Rogerio Pallatta / Valor Marcio Garcia, da PUC-Rio: O Brasil entrou tarde na securitização, mas agora "podemos nos beneficiar do aprendizado que ocorre nas economias desenvolvidas" Impotentes para evitar o surgimento de novos desequilíbrios, os reguladores internacionais se agarram a um ponto de honra: impedir que a próxima crise seja cópia exata da mais recente. Antecipam-se excessos regulatórios, como pesadas exigências de capital. "Crises financeiras são como epidemias", diz Alessandra Montini, professora de finanças da Fundação Instituto de Administração (FIA). "Sabemos muito bem como combater a última delas, mas não temos muita idéia do que está por vir."

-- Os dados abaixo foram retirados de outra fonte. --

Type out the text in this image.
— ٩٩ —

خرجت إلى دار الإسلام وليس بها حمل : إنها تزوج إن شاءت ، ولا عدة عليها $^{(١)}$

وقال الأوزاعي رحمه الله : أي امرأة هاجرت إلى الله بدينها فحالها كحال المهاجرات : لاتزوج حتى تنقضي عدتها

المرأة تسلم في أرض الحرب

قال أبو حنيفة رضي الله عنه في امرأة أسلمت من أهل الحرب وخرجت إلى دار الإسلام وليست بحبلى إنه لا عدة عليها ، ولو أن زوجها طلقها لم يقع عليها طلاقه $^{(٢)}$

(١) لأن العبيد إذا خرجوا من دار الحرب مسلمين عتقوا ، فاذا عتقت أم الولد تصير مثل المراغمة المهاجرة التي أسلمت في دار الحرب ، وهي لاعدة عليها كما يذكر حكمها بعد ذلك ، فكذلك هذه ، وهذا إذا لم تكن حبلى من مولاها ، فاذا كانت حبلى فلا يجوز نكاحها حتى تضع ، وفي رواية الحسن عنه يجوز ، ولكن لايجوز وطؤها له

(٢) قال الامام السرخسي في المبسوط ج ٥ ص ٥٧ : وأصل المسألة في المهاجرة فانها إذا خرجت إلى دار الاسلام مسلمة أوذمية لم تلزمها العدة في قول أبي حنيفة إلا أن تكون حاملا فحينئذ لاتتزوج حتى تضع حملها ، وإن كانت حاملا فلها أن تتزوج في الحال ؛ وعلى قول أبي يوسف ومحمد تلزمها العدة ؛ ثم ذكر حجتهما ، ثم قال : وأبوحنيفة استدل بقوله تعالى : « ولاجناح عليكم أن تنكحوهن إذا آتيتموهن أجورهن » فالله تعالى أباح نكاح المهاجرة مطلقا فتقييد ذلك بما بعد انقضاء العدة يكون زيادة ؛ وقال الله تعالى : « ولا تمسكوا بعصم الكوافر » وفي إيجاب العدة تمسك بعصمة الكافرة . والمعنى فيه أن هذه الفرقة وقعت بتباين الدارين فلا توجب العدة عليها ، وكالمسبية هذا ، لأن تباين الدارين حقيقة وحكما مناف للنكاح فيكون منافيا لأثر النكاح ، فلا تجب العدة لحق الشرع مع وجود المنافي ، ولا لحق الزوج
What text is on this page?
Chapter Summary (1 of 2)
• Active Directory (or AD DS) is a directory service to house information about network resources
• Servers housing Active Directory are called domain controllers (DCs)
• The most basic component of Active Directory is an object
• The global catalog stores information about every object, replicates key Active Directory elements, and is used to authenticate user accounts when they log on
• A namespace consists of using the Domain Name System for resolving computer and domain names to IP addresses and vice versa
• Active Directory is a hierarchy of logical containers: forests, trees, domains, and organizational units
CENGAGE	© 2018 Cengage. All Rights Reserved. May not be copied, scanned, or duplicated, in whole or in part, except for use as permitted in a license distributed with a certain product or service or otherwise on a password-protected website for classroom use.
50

O economista austríaco Joseph Schumpeter associou as crises financeiras às novas tecnologias. Os investidores superestimam os lucros potenciais das inovações, aplicam recursos em excesso e inflam os preços de ativos. Quando a bolha estoura, os investidores perdem dinheiro e as economias entram em colapso. Mas as novas tecnologias sobrevivem e continuam a criar riquezas.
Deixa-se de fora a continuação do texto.